Israel deported French-Palestinian human rights lawyer Salah Hamouri to France on Sunday, accusing him of security offences, the Israeli interior ministry said in a statement.
Hamouri, 37, a lifelong Jerusalem resident, was escorted to the airport where he boarded an early morning flight to France with his supporters saying there was no legal recourse for him to take.
Israel revoked Hamouri's residency on Dec. 1 on charges that he was active in the Popular Front for the Liberation of Palestine, classified by Israel and its Western allies as a terror group.
He was previously convicted by Israel of attempting to assassinate Sephardi rabbi Ovadia Yossef, the founder of the ultra-Orthodox Shas party, but he has always maintained his innocence.
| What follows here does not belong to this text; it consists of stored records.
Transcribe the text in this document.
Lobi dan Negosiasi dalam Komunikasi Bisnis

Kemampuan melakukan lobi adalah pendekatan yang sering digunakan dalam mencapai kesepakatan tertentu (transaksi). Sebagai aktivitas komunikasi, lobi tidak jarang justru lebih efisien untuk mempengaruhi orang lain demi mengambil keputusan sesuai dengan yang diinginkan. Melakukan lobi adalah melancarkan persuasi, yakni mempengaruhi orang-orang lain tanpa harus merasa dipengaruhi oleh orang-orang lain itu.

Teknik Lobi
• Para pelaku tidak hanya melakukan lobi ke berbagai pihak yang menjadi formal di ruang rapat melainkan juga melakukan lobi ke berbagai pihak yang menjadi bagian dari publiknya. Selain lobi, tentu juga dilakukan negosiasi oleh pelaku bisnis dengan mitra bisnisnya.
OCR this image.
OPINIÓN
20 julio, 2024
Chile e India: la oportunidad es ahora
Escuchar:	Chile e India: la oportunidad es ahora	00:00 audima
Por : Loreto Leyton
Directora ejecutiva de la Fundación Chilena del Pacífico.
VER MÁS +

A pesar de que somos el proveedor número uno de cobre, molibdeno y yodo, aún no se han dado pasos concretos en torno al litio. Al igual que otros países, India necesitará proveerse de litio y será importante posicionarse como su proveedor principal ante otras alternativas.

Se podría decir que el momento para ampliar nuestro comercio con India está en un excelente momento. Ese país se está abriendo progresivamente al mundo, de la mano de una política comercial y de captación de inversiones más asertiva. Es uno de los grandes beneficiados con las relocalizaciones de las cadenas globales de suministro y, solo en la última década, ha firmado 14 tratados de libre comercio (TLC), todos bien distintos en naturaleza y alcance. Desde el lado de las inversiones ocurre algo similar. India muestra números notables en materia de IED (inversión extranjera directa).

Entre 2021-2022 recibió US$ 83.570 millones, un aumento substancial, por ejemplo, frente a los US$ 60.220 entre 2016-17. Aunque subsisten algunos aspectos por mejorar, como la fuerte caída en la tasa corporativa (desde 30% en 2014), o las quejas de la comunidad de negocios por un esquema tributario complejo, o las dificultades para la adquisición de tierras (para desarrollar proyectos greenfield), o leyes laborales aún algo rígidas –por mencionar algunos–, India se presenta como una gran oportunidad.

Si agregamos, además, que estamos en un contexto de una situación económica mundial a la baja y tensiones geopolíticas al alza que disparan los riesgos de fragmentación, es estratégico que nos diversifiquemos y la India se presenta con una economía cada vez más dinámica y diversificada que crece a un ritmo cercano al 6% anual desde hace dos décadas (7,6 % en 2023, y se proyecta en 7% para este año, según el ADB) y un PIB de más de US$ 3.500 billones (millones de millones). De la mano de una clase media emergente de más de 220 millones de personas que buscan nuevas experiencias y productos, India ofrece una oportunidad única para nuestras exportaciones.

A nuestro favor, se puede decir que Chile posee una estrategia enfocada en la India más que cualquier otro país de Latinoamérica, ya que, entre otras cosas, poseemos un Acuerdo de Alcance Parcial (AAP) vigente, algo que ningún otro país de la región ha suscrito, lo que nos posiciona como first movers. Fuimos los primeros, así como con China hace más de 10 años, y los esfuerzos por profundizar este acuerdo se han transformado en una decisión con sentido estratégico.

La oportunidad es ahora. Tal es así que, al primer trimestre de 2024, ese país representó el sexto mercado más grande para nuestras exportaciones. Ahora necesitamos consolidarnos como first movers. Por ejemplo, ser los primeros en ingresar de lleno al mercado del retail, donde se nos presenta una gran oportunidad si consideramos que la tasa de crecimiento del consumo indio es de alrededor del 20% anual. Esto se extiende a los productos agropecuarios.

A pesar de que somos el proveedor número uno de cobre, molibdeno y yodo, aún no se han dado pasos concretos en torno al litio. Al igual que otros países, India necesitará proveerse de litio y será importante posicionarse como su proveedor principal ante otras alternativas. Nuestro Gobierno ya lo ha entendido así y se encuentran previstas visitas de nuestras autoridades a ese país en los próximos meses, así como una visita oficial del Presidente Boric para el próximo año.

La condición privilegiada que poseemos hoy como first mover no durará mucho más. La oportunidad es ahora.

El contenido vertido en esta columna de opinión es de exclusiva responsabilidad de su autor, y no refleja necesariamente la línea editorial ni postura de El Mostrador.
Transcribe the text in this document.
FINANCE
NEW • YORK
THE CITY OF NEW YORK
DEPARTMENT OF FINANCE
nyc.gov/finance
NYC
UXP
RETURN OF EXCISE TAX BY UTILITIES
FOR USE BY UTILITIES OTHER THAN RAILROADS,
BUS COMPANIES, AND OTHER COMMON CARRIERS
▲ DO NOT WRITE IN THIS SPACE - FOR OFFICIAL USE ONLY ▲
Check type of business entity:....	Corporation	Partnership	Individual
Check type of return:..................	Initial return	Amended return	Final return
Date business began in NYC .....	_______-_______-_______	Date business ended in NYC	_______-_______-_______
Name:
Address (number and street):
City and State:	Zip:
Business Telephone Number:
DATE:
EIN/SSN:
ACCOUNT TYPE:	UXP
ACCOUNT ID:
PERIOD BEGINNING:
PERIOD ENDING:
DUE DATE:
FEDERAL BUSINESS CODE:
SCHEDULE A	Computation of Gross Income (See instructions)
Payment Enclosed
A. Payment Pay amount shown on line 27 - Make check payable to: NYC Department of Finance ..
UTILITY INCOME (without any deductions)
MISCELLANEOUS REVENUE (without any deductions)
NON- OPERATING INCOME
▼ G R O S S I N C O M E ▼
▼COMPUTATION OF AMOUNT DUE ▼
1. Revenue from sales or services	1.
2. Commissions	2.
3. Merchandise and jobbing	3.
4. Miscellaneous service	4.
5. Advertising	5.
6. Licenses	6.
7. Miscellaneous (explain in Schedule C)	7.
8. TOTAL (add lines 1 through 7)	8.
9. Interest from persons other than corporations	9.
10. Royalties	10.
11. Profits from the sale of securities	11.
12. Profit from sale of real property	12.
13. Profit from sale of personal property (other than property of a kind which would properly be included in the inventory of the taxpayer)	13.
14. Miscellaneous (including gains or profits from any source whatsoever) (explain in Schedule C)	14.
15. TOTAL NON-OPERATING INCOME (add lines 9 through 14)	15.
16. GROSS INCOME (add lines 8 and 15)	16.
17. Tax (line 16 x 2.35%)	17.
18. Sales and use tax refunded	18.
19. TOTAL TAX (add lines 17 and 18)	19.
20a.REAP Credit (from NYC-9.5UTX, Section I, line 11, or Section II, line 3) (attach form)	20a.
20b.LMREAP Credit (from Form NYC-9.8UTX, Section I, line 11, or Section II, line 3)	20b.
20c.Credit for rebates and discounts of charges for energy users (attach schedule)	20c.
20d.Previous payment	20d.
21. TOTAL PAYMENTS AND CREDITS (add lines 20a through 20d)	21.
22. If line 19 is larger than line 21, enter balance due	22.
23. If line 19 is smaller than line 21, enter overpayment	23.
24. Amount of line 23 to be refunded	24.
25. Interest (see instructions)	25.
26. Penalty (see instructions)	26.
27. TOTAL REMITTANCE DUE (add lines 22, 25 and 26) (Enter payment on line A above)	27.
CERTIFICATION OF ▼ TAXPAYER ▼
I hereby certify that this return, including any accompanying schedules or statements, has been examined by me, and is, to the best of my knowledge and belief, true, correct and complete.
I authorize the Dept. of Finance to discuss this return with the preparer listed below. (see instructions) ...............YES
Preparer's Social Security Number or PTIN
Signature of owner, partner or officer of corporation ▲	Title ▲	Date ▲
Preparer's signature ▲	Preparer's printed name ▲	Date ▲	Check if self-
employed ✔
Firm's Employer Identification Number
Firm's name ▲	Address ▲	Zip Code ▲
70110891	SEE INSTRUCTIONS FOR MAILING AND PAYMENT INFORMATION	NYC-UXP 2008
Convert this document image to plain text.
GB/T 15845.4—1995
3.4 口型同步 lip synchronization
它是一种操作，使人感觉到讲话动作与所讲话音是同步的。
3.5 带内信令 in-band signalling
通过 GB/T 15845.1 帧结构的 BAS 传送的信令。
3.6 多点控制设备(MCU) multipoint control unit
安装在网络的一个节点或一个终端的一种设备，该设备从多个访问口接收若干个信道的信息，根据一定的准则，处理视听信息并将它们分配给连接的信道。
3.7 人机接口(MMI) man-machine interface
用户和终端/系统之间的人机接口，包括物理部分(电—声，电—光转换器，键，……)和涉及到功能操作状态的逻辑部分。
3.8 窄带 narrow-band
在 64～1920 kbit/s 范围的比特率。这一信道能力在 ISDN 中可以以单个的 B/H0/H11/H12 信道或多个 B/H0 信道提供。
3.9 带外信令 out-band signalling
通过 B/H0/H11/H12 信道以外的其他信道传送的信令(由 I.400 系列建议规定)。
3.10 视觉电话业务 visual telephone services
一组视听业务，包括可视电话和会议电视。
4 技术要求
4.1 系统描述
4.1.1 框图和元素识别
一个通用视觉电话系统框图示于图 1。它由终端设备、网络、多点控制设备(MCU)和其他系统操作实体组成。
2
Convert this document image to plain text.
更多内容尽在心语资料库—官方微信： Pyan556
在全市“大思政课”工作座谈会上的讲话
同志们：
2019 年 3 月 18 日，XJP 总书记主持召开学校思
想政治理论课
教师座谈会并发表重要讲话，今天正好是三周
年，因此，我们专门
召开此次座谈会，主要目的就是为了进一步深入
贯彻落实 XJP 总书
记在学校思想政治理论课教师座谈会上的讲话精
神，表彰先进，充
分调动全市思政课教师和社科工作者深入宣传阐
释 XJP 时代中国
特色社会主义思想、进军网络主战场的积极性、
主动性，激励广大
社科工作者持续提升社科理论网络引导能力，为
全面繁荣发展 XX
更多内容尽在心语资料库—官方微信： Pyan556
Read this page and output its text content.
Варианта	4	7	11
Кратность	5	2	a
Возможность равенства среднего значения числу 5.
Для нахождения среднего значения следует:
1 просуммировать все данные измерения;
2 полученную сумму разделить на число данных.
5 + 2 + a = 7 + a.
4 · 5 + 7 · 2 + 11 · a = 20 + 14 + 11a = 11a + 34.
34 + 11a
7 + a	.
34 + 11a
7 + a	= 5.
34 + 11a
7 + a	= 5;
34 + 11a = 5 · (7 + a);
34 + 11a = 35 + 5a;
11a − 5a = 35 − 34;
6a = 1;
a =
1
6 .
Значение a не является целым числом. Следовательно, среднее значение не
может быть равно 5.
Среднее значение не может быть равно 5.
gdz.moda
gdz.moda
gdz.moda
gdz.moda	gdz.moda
"During his life he organized, inspired and planned to commit terror attacks on his own and for the organization against citizens and well-known Israelis," a statement from the interior ministry said.
Hamouri's supporters said the deportation constituted a breach of international law.
"Wherever a Palestinian goes, he takes with him these principles and the cause of his people: his homeland carried with him to wherever he ends up," Hamouri said in a statement.
Hamouri, who was most recently detained by Israel under administrative detention without charge on March 7 until Dec. 1.
Hamouri was one of 1,027 prisoners Israel freed in 2011 in exchange for soldier Gilad Shalit, who was held captive by Hamas in the Gaza Strip for more than five years.
Hamouri holds citizenship of France through his mother.
France's foreign ministry denounced his deportation and said that the French government had actively sought to defend his rights and has been in contact with Israeli authorities multiple times.
"We condemn the Israeli authorities' decision against the law to deport Salah Hamouri to France," the ministry said in a statement.
The overwhelming majority of East Jerusalem's more than 340,000 Palestinians hold Israeli residency permits but few have citizenship in Israel, which considers the entire holy city as its eternal, undivided capital. The Palestinians have long sought the city's east, which Israel captured in a 1967 war and later annexed in a move not recognised internationally, as the capital of a future state.
Jessica Montell, executive director of HaMoked, an NGO which represents Hamouri, told Reuters that Hamouri's case sets a precedent for the deportation of Jerusalemites who hold alternative citizenship.
"Because he holds a second nationality, that makes him more vulnerable to deportation," said Montell, adding that she expects similar cases will emerge more frequently with a new right-wing coalition expected to form Israel's next government.
Ahmed Majdalani, a member of the Executive Committee of the Palestine Liberation Organization, called the deportation unlawful.
“He didn’t commit any crime to be deported from his homeland and be expelled into another country, where he had stayed for a short period even if he holds the nationality of that country,” Majdalani told Reuters.